Image result for Mary P. BurrillMary P. "Mamie" Burrill (August 1881 – March 13, 1946) was an early 20th-century African-American female playwright and educator who also inspired Willis Richardson and other students to write plays. African American poet Angelina Weld Grimké, the grandniece of abolitionists Sarah and Angelina Grimké, in the last decade of the nineteenth century formed a romantic friendship but later obscured her love for women. As a member of the middle class, Grimké's friendship with her school friend Mamie Burrill followed the pattern common among white middle-class women. In 1896 Burrill wrote to Grimké: “Could I just come to meet thee once more, in the old sweet way, just coming at your calling, and like an angel bending o'er you breathe into your ear, ‘I love you.'” Grimké, later that year, expressed her own longing: “Oh Mamie if you only knew how my heart beats when I think of you and it yearns and pants to gaze, if only for one second upon your lovely face.”

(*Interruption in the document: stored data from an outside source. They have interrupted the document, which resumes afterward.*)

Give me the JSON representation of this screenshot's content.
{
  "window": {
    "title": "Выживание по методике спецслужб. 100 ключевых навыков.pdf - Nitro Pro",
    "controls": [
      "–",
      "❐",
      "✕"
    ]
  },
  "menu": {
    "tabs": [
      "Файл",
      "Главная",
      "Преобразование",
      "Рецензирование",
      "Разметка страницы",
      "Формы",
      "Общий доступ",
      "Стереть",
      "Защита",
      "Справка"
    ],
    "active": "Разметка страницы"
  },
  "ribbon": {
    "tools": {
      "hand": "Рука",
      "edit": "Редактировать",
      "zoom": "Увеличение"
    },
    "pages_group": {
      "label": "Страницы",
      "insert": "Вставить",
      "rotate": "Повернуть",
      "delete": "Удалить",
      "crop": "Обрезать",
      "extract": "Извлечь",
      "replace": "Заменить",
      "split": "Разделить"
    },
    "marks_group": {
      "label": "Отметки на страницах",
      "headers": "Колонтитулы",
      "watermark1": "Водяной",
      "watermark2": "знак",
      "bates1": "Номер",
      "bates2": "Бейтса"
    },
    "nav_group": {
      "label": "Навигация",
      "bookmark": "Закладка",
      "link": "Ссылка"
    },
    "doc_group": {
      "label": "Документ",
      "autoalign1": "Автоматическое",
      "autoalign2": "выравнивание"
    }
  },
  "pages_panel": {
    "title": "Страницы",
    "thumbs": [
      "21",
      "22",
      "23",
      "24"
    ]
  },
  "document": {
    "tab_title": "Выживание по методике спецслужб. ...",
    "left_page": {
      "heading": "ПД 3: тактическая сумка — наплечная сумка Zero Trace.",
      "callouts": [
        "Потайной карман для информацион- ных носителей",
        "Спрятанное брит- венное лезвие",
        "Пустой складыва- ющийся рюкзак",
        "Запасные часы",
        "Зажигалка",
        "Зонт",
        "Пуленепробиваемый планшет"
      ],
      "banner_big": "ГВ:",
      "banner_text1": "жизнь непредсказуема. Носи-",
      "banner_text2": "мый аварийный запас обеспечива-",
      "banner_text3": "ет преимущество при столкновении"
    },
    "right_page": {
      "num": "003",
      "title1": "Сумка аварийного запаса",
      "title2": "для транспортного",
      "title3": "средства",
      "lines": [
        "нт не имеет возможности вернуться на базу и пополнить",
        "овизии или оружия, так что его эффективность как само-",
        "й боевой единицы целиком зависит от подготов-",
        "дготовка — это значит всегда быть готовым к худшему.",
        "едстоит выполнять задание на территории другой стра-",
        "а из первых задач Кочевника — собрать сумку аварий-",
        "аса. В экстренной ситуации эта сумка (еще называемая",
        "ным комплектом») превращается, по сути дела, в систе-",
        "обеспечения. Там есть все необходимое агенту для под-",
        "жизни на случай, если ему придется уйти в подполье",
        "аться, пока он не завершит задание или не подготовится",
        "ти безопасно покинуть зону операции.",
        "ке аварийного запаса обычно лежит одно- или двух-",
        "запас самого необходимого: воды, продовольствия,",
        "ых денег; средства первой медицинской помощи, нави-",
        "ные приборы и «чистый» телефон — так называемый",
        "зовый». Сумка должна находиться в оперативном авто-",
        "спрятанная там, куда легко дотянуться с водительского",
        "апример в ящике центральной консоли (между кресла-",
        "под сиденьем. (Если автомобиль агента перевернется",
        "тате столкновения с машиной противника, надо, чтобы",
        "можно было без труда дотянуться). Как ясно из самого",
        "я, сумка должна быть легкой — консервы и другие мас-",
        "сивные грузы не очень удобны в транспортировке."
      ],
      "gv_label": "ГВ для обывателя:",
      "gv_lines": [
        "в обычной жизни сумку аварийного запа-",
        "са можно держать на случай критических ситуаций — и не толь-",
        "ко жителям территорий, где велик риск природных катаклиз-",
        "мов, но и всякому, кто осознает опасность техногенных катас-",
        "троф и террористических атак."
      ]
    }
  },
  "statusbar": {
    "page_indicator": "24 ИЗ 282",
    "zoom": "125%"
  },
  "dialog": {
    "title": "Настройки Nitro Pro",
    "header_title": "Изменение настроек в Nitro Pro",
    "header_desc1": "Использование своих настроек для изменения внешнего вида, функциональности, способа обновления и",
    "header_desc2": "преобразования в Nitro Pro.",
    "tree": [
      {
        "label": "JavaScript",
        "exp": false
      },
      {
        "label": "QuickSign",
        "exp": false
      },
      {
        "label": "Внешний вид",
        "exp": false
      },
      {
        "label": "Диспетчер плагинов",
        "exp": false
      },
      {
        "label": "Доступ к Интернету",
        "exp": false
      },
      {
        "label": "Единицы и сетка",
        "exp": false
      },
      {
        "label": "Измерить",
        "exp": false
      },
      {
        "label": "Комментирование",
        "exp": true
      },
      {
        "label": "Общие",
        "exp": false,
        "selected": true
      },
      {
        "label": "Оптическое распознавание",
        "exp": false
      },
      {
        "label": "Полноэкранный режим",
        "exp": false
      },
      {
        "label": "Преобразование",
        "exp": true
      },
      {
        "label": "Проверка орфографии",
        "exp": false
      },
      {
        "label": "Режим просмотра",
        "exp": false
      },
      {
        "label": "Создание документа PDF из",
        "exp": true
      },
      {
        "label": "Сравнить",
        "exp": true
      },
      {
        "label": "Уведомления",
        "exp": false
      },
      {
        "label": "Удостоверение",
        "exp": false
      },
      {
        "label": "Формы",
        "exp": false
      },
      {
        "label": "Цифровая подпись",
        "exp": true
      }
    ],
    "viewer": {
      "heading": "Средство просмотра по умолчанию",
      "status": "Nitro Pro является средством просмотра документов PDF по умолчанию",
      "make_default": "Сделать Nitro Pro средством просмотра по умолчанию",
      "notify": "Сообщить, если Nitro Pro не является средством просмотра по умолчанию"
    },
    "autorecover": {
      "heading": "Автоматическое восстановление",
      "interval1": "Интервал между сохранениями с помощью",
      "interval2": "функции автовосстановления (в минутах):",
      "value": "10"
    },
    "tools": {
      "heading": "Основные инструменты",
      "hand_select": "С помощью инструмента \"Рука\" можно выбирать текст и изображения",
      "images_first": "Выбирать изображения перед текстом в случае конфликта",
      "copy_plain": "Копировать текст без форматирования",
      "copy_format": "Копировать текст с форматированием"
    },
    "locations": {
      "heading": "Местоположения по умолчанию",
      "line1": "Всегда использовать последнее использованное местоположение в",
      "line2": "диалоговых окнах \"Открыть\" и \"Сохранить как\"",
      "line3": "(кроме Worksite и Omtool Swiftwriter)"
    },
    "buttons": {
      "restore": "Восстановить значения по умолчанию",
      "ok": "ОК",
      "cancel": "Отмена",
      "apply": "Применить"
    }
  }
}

Mary Powell Burrill was born in August 1881 in Washington, D.C., the daughter of John H. and Clara E. Burrill.[1][2] In 1901, she graduated from M Street High School (later Dunbar High School) in Washington, D.C.. When her family moved to Boston, she attended Emerson College of Oratory (later Emerson College), where she received a diploma in 1904.[3]

In 1919, two of her best known plays were published. They That Sit in Darkness was published in Margaret Sanger's progressive Birth Control Review, a monthly publication advocating reproductive rights for women. The other play, Aftermath, was published in Liberator, edited by socialist Max Eastman.[2][3] Burrill understood her plays as deliberate acts of political protest advocating radical stances on issues of race and gender.[4]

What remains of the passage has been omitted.